Here, the dimensionless radial co-ordinate $x=r/R$, where R denotes the spherical cell radius. The TF-function $\varphi \left(x\right)$ and dimensionless parameter $\mathcal{A}$ are defined as

$$\begin{array}{ccc}\hfill \varphi \left(x\right)& =& (r/R)[{\mathcal{E}}_{\mathcal{F}}+eV\left(r\right)]/\left(k_{B}T\right),\hfill \\ \hfill \mathcal{A}& =& {(R/C)}^2,C=h^{3/2}/\left[4\pi e{\left(2m\right)}^{3/4}{\left(k_{B}T\right)}^{1/4}\right],\hfill \end{array}$$

where $V\left(r\right)$ is the electrostatic potential, ${\mathcal{E}}_{\mathcal{F}}$ the Fermi energy, $k_B$ Boltzmann’s constant and T temperature. Note that $e$ denotes the magnitude of electronic charge so that $-eV$ is the electron potential energy. Remaining symbols are electron mass $m$ and Planck’s constant h.
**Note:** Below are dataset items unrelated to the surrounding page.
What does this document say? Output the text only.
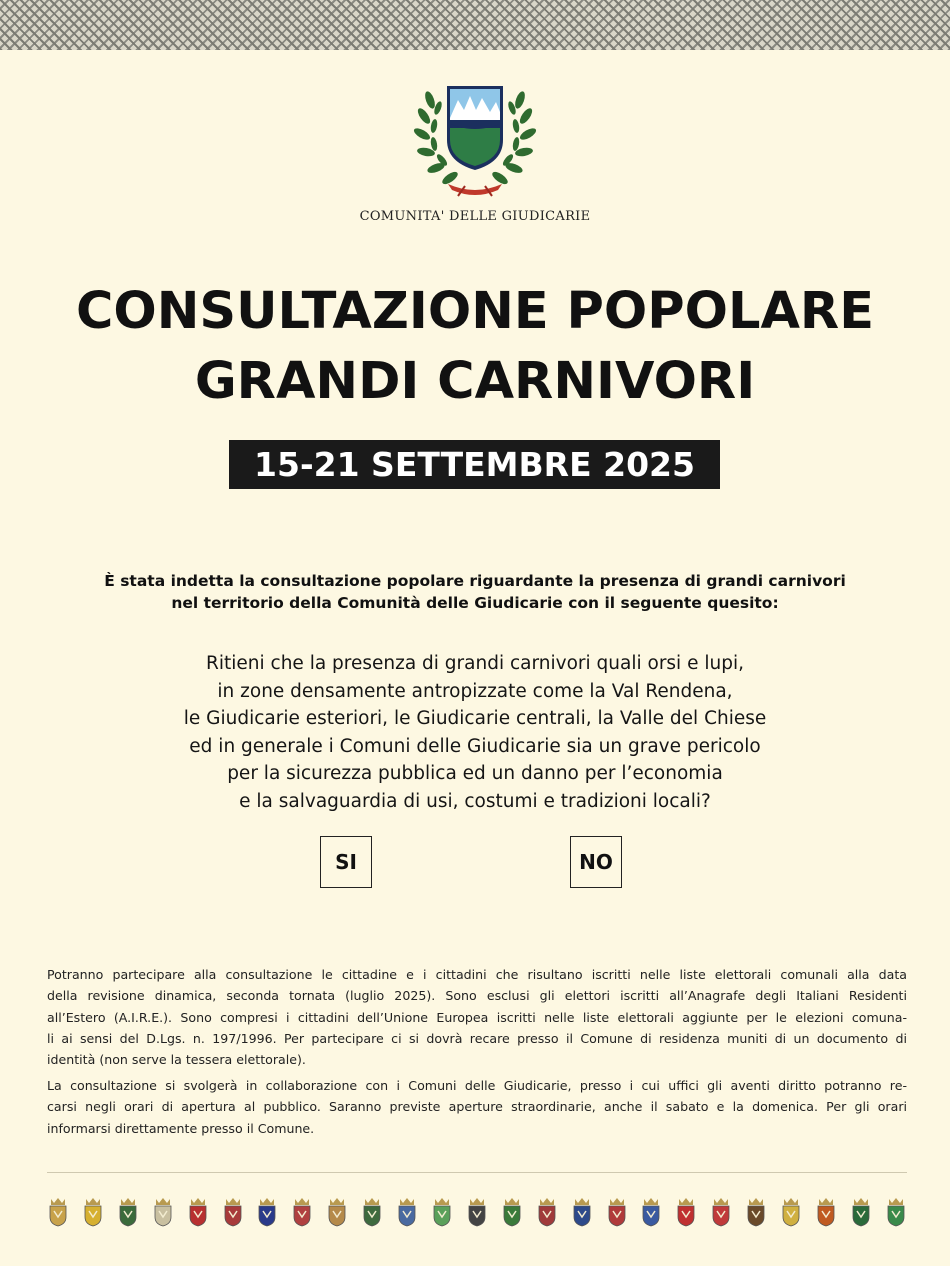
COMUNITA' DELLE GIUDICARIE
CONSULTAZIONE POPOLARE
GRANDI CARNIVORI
15-21 SETTEMBRE 2025
È stata indetta la consultazione popolare riguardante la presenza di grandi carnivori
nel territorio della Comunità delle Giudicarie con il seguente quesito:
Ritieni che la presenza di grandi carnivori quali orsi e lupi,
in zone densamente antropizzate come la Val Rendena,
le Giudicarie esteriori, le Giudicarie centrali, la Valle del Chiese
ed in generale i Comuni delle Giudicarie sia un grave pericolo
per la sicurezza pubblica ed un danno per l’economia
e la salvaguardia di usi, costumi e tradizioni locali?
SI	NO
Potranno partecipare alla consultazione le cittadine e i cittadini che risultano iscritti nelle liste elettorali comunali alla data
della revisione dinamica, seconda tornata (luglio 2025). Sono esclusi gli elettori iscritti all’Anagrafe degli Italiani Residenti
all’Estero (A.I.R.E.). Sono compresi i cittadini dell’Unione Europea iscritti nelle liste elettorali aggiunte per le elezioni comuna-
li ai sensi del D.Lgs. n. 197/1996. Per partecipare ci si dovrà recare presso il Comune di residenza muniti di un documento di
identità (non serve la tessera elettorale).
La consultazione si svolgerà in collaborazione con i Comuni delle Giudicarie, presso i cui uffici gli aventi diritto potranno re-
carsi negli orari di apertura al pubblico. Saranno previste aperture straordinarie, anche il sabato e la domenica. Per gli orari
informarsi direttamente presso il Comune.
The Fermi-Dirac function of order $n$ is given by

$$I_n\left(\eta \right)=\underset{0}{\overset{\infty }{\int }}dy{y}^n{[exp(y-\eta )+1]}^{-1}.$$

(2)

Accurate rational function approximations [17] for these integrals (and their inverse functions) are available for $n=-{\displaystyle \frac{1}{2}},{\displaystyle \frac{1}{2}},{\displaystyle \frac{3}{2}}$ and ${\displaystyle \frac{5}{2}}$. The limiting condition that $V\left(r\right)$ must approach the nuclear potential $Ze/r$ as $r\to 0$ yields one boundary condition $\varphi \left(0\right)=Z{e}^2/\left(R{k}_{B}T\right)$. The other follows from the condition that the atomic sphere is electrically neutral, which implies that potential gradient $V^{\prime }\left(R\right)=0$ at R. This fact, together with the choice of potential value $V\left(R\right)=0$ at R (which is arbitrary) provides the condition ${\varphi }^{\prime }\left(1\right)=\varphi \left(1\right)$. Now, note that $\varphi \left(1\right)={\mathcal{E}}_{\mathcal{F}}/k_{B}T$ which is also implicitly defined through the relation $Z^{*}/\mathcal{V}=(4\pi /h^3){\left(2m{k}_{B}T\right)}^{3/2}{I}_{1/2}[{\mathcal{E}}_{\mathcal{F}}/k_{B}T]$, where $Z^{*}$ is number of free electrons at temperature T and $\mathcal{V}$ the cell volume.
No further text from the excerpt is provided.